The dog had attacked him, so he’d killed it. But that wasn’t true, either, not really. Chivas had only been trying to protect his mother.
His mother!
He could remember the rage now, remember the blinding fury that had risen inside him, overwhelming him, driving him on to want to hurl his fist at her, smashing it into her face.
His mother!
It wasn’t possible.
Choking back a sob, he stumbled toward his bed, then paused as he caught sight of himself in the mirror on his closet door.
His hair, limp with sweat and matted down against his scalp, framed a face he could barely recognize.
His eyes seemed to have sunk deep within their sockets, peering out suspiciously from beneath the ridges of his brow.
His jaw seemed thicker and his lips were twisted slightly, giving him a sullen look.
“Nooo …” he wailed softly. “That’s not me. That can’t be me.”
And suddenly the rage was on him again. His fist clenched, and he pulled his arm back then smashed it into the mirror with all the force he could muster. The mirror shattered, jagged lines flashing out in every direction from the point of
impact. “Nooo,” he sobbed once again. He staggered back and for a moment was unable to tear his eyes from the distorted image in the broken mirror. But at last he turned away, lurched toward the bed. He tore at the bedclothes, stripping them away with a single furious wrench, then grabbing the thick coverlet with both his hands and ripping it a quarter of its length before throwing it aside.
His eyes, glittering with rage, darted around the room, searching for something else to destroy.
When he finally collapsed on the bed half an hour later, his anger at last spent, the room was a shambles.
Feathers from an exploded pillow covered everything and still floated in the air. His clothes, hurled mindlessly from the closet and the bureau, were scattered over the floor. The clock was smashed, and a lamp, its shade crushed, lay in one corner.
But the rage within him at last was quiet.
The tension in the house was almost palpable. Finally, Sharon threw aside the magazine she’d been holding in her lap, unread, for the last twenty minutes. “We have to talk about this,” she said, her eyes fixing on Blake, whom she was certain was no more involved in his television show than she had been in her magazine.
“I’m not sure how we can talk about it, when you won’t even let me talk to Mark,” he replied. Though his voice was even, there was an edge to it that made Sharon wince.
“You weren’t there,” she said. “You can’t possibly understand what happened.”
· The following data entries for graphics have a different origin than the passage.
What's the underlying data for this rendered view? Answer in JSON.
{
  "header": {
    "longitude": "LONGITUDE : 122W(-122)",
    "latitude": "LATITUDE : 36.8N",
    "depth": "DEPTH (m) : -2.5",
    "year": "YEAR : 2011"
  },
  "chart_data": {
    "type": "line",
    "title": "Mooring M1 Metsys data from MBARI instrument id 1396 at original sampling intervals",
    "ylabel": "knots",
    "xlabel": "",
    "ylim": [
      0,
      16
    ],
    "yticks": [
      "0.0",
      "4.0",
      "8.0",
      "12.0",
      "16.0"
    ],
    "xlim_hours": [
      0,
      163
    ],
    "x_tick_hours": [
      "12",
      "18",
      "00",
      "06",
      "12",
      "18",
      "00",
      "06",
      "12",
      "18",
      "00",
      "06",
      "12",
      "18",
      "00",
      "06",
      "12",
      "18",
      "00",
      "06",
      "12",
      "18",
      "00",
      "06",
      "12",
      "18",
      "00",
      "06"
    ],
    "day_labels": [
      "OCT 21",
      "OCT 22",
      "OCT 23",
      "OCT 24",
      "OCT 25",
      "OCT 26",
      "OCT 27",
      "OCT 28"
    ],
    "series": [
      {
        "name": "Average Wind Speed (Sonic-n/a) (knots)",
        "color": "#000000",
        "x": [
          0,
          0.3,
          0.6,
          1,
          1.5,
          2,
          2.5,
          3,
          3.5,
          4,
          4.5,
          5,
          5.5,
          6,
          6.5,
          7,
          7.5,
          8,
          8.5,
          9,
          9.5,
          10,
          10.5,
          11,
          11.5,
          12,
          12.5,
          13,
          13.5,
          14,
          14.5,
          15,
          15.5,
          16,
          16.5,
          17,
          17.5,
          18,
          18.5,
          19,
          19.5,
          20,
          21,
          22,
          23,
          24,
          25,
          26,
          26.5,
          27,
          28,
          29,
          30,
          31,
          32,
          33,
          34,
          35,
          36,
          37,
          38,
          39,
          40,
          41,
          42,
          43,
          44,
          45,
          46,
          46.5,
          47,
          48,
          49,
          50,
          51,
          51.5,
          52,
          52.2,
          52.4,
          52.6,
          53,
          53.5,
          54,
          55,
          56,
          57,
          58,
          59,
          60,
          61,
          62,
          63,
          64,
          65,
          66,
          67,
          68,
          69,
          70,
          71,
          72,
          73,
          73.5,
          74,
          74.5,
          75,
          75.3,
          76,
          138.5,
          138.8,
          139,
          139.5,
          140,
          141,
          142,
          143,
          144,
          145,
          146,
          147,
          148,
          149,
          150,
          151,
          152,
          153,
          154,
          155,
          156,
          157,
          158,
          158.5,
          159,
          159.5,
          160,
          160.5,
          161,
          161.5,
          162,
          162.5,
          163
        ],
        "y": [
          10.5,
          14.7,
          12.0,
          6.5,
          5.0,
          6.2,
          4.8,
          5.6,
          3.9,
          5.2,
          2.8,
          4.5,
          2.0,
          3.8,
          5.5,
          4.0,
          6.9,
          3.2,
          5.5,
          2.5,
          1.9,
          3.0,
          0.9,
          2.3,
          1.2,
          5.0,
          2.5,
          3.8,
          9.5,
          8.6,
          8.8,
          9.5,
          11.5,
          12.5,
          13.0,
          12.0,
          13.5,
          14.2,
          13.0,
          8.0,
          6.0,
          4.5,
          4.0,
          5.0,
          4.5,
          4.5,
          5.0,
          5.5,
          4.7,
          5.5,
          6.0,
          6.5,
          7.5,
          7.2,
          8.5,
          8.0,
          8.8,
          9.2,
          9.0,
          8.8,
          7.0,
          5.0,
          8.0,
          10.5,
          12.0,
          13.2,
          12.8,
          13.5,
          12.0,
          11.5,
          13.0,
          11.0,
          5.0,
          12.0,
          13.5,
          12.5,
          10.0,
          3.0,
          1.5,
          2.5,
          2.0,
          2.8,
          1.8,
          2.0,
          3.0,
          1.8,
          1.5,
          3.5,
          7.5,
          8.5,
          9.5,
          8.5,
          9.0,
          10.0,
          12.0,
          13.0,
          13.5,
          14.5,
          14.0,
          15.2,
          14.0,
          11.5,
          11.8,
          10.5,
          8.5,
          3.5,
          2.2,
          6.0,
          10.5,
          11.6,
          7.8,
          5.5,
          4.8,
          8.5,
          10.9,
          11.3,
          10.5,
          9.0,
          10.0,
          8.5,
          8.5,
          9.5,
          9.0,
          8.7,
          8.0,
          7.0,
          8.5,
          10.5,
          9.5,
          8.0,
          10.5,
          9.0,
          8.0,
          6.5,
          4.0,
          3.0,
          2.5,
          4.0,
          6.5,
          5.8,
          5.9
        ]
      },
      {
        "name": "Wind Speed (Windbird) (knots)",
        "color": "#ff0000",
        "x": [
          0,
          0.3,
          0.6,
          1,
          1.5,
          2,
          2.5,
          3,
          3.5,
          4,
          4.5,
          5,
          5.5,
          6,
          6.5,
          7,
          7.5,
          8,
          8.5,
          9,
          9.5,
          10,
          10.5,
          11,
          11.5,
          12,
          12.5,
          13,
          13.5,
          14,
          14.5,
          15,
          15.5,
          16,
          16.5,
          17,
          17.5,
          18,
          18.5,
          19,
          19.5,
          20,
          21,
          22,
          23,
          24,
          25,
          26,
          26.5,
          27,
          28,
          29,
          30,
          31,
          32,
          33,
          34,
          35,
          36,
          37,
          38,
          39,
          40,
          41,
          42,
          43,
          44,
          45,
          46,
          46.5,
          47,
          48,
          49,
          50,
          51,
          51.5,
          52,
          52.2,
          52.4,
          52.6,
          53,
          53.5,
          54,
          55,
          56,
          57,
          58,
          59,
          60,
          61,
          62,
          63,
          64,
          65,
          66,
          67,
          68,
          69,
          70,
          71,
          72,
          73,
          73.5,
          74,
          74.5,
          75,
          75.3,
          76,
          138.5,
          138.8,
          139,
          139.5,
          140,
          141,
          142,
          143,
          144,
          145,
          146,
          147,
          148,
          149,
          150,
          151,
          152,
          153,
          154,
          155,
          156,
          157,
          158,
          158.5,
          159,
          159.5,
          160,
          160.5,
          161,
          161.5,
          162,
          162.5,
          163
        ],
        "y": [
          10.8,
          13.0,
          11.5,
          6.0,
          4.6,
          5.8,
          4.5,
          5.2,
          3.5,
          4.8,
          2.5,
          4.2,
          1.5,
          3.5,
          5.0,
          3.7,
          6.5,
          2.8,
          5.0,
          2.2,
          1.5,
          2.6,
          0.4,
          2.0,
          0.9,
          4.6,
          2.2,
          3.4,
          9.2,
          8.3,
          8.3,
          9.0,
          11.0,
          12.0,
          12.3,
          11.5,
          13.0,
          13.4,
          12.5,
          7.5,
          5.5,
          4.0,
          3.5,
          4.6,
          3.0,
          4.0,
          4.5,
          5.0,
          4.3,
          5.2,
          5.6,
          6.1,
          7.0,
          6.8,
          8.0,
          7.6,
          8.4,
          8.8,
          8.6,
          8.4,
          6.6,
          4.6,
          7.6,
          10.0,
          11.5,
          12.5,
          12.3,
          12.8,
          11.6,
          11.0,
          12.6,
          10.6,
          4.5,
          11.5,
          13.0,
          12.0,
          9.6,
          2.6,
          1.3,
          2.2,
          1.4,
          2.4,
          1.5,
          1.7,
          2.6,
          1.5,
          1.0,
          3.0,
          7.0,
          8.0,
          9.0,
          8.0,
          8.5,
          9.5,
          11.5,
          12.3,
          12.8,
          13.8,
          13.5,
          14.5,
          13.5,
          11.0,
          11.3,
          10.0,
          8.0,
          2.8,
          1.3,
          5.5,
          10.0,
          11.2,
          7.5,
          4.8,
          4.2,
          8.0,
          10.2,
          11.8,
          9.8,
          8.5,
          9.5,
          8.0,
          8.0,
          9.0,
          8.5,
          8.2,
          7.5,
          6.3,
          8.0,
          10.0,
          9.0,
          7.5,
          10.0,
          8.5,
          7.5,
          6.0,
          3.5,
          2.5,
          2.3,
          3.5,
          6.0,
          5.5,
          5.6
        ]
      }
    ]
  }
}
“He killed Chivas,” Blake told her. “He looked like he was going to take a punch at you, and when Chivas went after him, he killed him. Isn’t that about it?”
Sharon knew he was right, and yet even as he spoke the words, she wanted to cry out to him that it was something
else entirely, that Mark hadn’t been himself, that it was as if some furious stranger had taken over Mark’s body.
But she’d already tried to explain that to him.
He’d come home from the office a few minutes after Mark had disappeared into his room, listened in shock as Sharon had brokenly explained what had happened, then buried Chivas in the backyard, with Kelly looking on, her body shaking as she tried to control the sobbing that had overcome her when she realized Chivas was dead.
He’d already started up the stairs to deal with Mark when Sharon had stopped him. “Leave him alone,” she pleaded. “He’s as horrified about what happened as you are.”
Blake had stared at her in bewilderment. “He tried to take a swing at you, and killed his own dog, and you say he’s horrified? I say he needs a good talking-to, if not a whipping!”